A cash flow statement is a simple but highly effective way to keep track of your finances. It consists of the following entries:

  • Cash Inflow – Your sources of income every month.
  • Cash Outflow – Your summary of expenses every month that must be paid out of your cash inflow.
  • Net Cash Flow – The ending balance once you deduct Cash Outflow from Cash Inflow. You could have a negative or positive cash flow.

I would advise you to start taking financial control of your affairs with the following statements:

  • Projected Income Statement – Prepare at the start of the month consisting your expected income and expenses.
  • Actual Income Statement – Prepare at the end of the month consisting your actual income and expenses. Compare the projected versus the actual to see how efficient you are in managing your income.
  • Cash Flow Statement – It should reflect the income and expense items on your income statement. Your cash flow statement also functions as a cash disbursement schedule.

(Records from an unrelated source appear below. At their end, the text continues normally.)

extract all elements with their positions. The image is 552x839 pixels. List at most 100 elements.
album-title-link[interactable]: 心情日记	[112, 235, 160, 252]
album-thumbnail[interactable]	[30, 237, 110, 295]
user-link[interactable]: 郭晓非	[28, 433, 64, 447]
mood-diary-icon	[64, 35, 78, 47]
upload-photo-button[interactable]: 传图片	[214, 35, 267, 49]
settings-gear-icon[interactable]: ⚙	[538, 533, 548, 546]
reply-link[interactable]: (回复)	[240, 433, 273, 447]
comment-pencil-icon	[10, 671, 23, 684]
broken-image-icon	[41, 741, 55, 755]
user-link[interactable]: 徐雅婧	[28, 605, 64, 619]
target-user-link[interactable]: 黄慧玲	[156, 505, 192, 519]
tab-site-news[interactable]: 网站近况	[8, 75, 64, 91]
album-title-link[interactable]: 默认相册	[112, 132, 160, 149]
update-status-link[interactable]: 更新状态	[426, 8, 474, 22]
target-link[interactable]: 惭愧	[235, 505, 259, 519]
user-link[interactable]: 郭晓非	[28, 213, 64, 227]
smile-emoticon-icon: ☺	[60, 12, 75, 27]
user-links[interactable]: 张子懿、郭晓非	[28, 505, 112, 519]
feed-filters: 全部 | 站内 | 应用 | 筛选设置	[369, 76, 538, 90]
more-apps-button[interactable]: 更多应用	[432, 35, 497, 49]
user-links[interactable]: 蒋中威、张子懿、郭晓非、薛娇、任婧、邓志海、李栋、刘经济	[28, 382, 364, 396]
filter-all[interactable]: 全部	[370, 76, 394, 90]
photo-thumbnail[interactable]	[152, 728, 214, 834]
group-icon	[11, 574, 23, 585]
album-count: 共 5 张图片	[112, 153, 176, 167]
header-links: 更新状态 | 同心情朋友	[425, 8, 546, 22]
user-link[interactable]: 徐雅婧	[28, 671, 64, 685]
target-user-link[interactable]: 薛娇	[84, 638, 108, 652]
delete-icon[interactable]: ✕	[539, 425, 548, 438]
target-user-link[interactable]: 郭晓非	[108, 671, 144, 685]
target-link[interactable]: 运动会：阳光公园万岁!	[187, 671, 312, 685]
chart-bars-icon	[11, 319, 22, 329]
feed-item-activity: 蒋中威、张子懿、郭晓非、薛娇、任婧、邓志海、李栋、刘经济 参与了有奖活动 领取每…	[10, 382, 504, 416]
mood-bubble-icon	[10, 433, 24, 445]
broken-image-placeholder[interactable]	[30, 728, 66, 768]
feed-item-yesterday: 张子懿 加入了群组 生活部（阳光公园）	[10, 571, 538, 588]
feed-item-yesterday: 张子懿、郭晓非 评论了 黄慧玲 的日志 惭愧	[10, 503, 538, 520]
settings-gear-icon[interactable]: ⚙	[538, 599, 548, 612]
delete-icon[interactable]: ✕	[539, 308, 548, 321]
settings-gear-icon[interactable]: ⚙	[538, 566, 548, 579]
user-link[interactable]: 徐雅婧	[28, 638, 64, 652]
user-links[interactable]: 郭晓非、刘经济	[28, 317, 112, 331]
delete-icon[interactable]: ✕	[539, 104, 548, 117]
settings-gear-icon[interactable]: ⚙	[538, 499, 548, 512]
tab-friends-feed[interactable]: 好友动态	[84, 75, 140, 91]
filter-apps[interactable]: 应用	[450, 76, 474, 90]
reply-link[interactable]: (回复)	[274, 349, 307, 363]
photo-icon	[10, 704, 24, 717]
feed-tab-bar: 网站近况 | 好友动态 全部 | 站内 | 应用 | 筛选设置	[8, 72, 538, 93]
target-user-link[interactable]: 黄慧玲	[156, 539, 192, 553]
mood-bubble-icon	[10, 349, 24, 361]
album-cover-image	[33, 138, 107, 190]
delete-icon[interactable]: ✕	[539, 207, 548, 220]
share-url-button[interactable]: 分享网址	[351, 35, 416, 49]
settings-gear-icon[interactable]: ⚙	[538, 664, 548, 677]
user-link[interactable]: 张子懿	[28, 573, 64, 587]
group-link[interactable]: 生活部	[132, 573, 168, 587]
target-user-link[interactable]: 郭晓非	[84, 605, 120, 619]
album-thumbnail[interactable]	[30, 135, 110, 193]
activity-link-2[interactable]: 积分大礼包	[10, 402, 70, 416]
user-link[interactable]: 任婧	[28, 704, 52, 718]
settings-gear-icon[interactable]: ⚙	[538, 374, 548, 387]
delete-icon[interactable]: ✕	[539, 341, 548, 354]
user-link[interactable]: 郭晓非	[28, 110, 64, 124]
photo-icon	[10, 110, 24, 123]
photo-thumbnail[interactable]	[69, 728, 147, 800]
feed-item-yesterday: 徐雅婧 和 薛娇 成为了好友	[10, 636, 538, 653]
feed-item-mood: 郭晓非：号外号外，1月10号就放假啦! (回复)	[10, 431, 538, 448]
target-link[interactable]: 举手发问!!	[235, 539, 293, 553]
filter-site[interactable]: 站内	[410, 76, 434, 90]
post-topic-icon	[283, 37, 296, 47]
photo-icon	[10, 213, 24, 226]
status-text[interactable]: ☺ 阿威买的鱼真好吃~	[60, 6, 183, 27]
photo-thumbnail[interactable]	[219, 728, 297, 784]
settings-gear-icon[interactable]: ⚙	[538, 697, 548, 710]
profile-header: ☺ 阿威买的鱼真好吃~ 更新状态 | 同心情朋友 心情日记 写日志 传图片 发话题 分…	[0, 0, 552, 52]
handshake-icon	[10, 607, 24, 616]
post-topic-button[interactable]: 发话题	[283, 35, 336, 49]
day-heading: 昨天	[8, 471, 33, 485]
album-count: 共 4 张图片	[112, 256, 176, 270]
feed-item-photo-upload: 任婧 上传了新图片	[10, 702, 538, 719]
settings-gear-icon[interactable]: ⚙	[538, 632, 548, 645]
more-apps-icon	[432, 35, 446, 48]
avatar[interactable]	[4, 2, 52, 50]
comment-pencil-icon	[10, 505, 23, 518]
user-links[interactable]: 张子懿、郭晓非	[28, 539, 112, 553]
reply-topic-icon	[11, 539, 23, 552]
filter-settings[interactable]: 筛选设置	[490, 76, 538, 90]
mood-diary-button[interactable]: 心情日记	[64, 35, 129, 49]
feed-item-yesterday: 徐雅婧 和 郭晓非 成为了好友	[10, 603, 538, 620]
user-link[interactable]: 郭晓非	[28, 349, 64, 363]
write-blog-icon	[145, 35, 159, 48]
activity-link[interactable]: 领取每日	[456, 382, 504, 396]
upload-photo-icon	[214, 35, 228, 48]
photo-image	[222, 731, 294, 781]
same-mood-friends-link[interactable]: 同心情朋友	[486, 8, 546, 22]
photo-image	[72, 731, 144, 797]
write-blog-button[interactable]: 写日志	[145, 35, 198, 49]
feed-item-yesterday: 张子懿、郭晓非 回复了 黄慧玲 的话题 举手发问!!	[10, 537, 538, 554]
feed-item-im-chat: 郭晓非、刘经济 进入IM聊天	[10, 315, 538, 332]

Your income statement reflects credit card payments and amortizations if any. It does not take much time to prepare these statements. And having them allows you to keep track of your income and assure the prompt payment of obligations.

6. Follow the 80-20 Rule

This is a simple rule that was shared to me by a close friend who also happens to be my accountant.

He told me that once I have paid off my bills, save 80% of your remaining income. The 20% can be set aside in a separate fund for my son’s education, emergencies or retirement.

Of the 80%, I can choose to keep it in savings or invest it in other placements that offer better returns.

The bottom-line is: Have savings! If you have money saved up, you will have more financial flexibility to grow your wealth.